With stock market indices like the S&P 500 and the Nasdaq 100 trading at borderline frothy valuations, there's a shortage of high-quality companies with attractive valuations. Nevertheless, there are still opportunities, as few and far between as they may be.
One of the few exceptional brands investors can still buy today at a compelling valuation is Tractor Supply (TSCO -1.68%), the country's leading rural-lifestyle retailer. Not only does Tractor Supply offer investors attractive long-term share-price-appreciation potential, but it also pays a solid and growing dividend. Further, this payout is likely to rise significantly over the next five years.
Here's a closer look at why Tractor Supply is a great investment idea to consider today.
The retailer's headwinds are likely only temporary
Perhaps one reason Tractor Supply trades at only 26 times earnings while other leading retailers, like Costco and Walmart, command much higher valuation multiples is because the company is currently delivering significantly worse year-over-year growth rates for its investors than it usually does. For instance, Tractor Supply's second-quarter net sales only increased 1.5% year over year.
Sales would have declined if it weren't for new store openings. The company's comparable-store sales (a metric measuring sales at stores that have been opened for at least 12 months) decreased 0.5% year over year.
Before investors run for the hills, some context is in order. During the COVID-19 pandemic, Tractor Supply benefited from huge growth in both new customers and the amount of money those customers were spending at its stores. As Tractor Supply CEO Hal Lawton often explained to investors during the company's earnings calls, this period was marked by a shift in consumer spending away from services to goods, providing a massive tailwind for the business.
The company's execution on key business themes, like its loyalty program, and improvements to its store layouts have helped, too. As far as consumer spending habits go, things are reversing. The company has been facing a significant headwind of consumer spending shifting back to more normalized patterns.
This headwind, however, is moderating. Consumers' proportionate spending levels on services and goods have almost fully returned to pre-COVID trends.
While it's tough to predict when the trough in the company's comparable-store sales metric will happen, it's likely to occur in the next one to three quarters. After its comparable-store sales-growth rate bottoms, Tractor Supply will likely begin working its way back toward its long-term target to grow them at a rate of 4% to 5% year over year. When combined with its goal to open about 90 stores per year, the company's growth algorithm is attractive at the stock's current valuation.

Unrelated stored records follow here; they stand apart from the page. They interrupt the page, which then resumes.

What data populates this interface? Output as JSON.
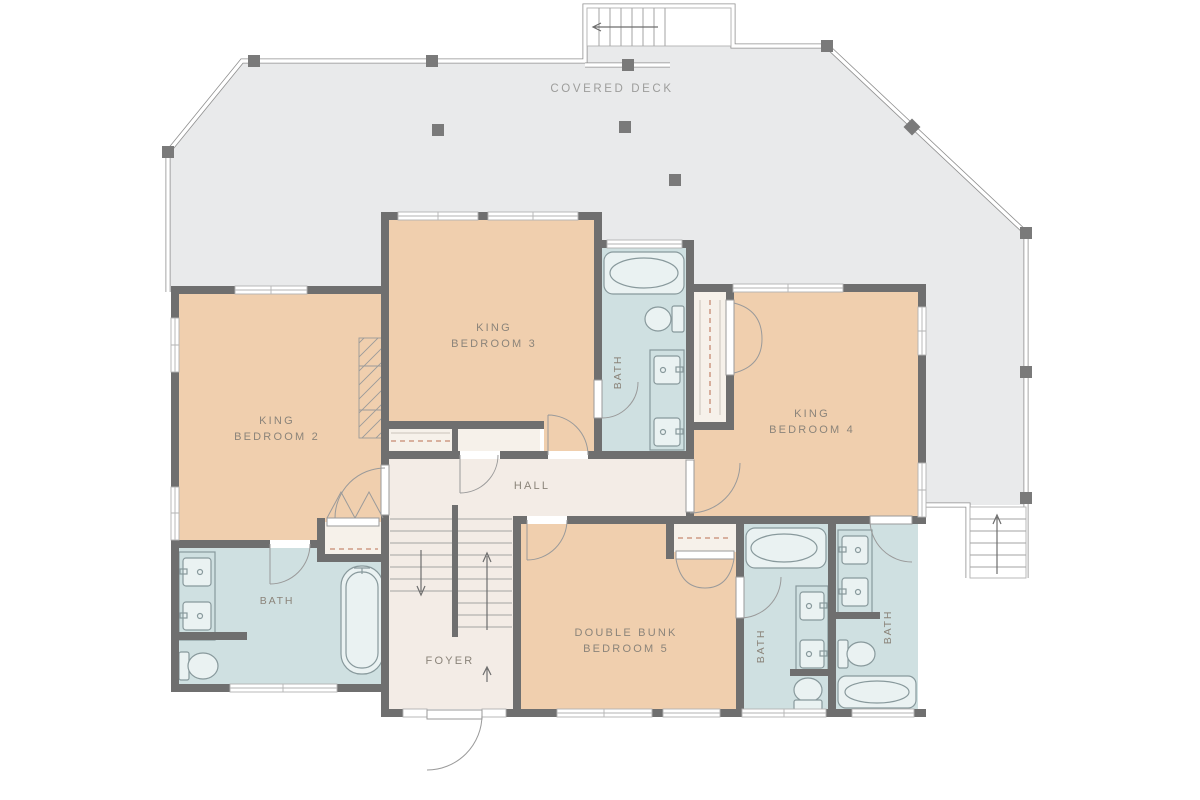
{
  "rooms": {
    "deck": {
      "label": "COVERED DECK"
    },
    "bedroom2": {
      "line1": "KING",
      "line2": "BEDROOM 2"
    },
    "bedroom3": {
      "line1": "KING",
      "line2": "BEDROOM 3"
    },
    "bedroom4": {
      "line1": "KING",
      "line2": "BEDROOM 4"
    },
    "bedroom5": {
      "line1": "DOUBLE BUNK",
      "line2": "BEDROOM 5"
    },
    "hall": {
      "label": "HALL"
    },
    "foyer": {
      "label": "FOYER"
    },
    "bath_bedroom2": {
      "label": "BATH"
    },
    "bath_bedroom3": {
      "label": "BATH"
    },
    "bath_bedroom5": {
      "label": "BATH"
    },
    "bath_bedroom4": {
      "label": "BATH"
    }
  },
  "colors": {
    "wall": "#6f6f6f",
    "bedroom": "#f0cfae",
    "bath": "#cfe0e1",
    "hall": "#f3ece6",
    "closet": "#f6f1ea",
    "deck": "#e9eaeb",
    "railing": "#8f8f8f",
    "post": "#7a7a7a",
    "label": "#8b847a",
    "deck_label": "#9d9d9b",
    "dash": "#c68a72",
    "fixture_stroke": "#88999c",
    "fixture_fill": "#eaf2f2",
    "door": "#9a9a9a",
    "tread": "#a3a3a3",
    "win_frame": "#b3b3b3",
    "hatch": "#9a9a9a"
  }
}
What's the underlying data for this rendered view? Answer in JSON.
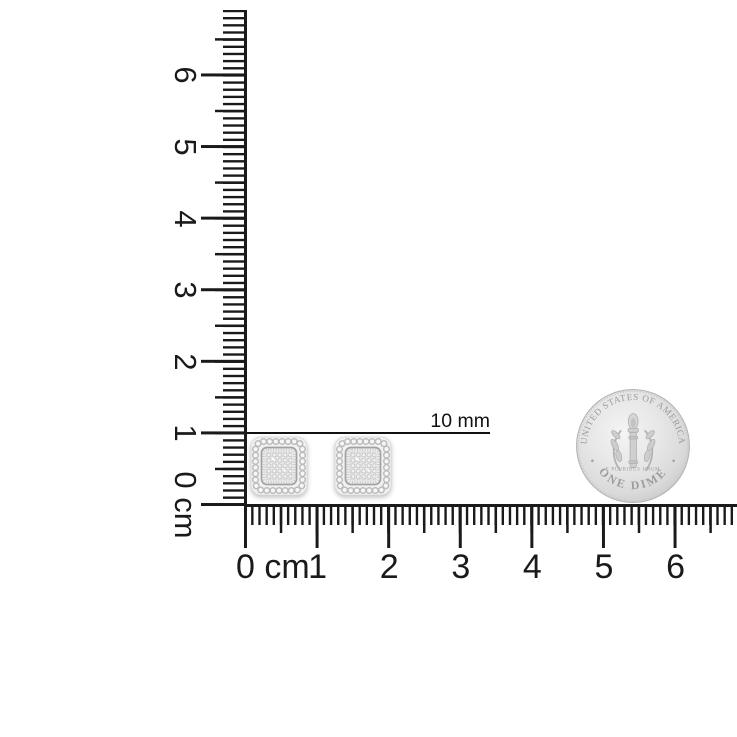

Strong dividend growth potential
Another reason to consider buying Tractor Supply shares is more simple: its dividend. Sure, its dividend yield of 1.6% isn't mouthwatering, but the dividend makes up for its underwhelming yield with attractive growth potential.
First of all, investors should note that the company is paying out just 41% of its earnings in dividend payments today. As Tractor Supply matures, the company could increase this figure if they want to.
Equally as important, Tractor Supply has proven to investors that its dividend is a priority. It has displayed this by rewarding shareholders with significant dividend growth since the first payment was sent to shareholders in 2010. Indeed, growth in the dividend payout has been particularly strong over the last five years, with the quarterly payout more than tripling.
Overall, Tractor Supply shares look like an attractive long-term investment. The company dominates an easy-to-understand industry, has shares trading at an attractive valuation, and is paying investors a dividend that's likely to grow meaningfully over the next five years.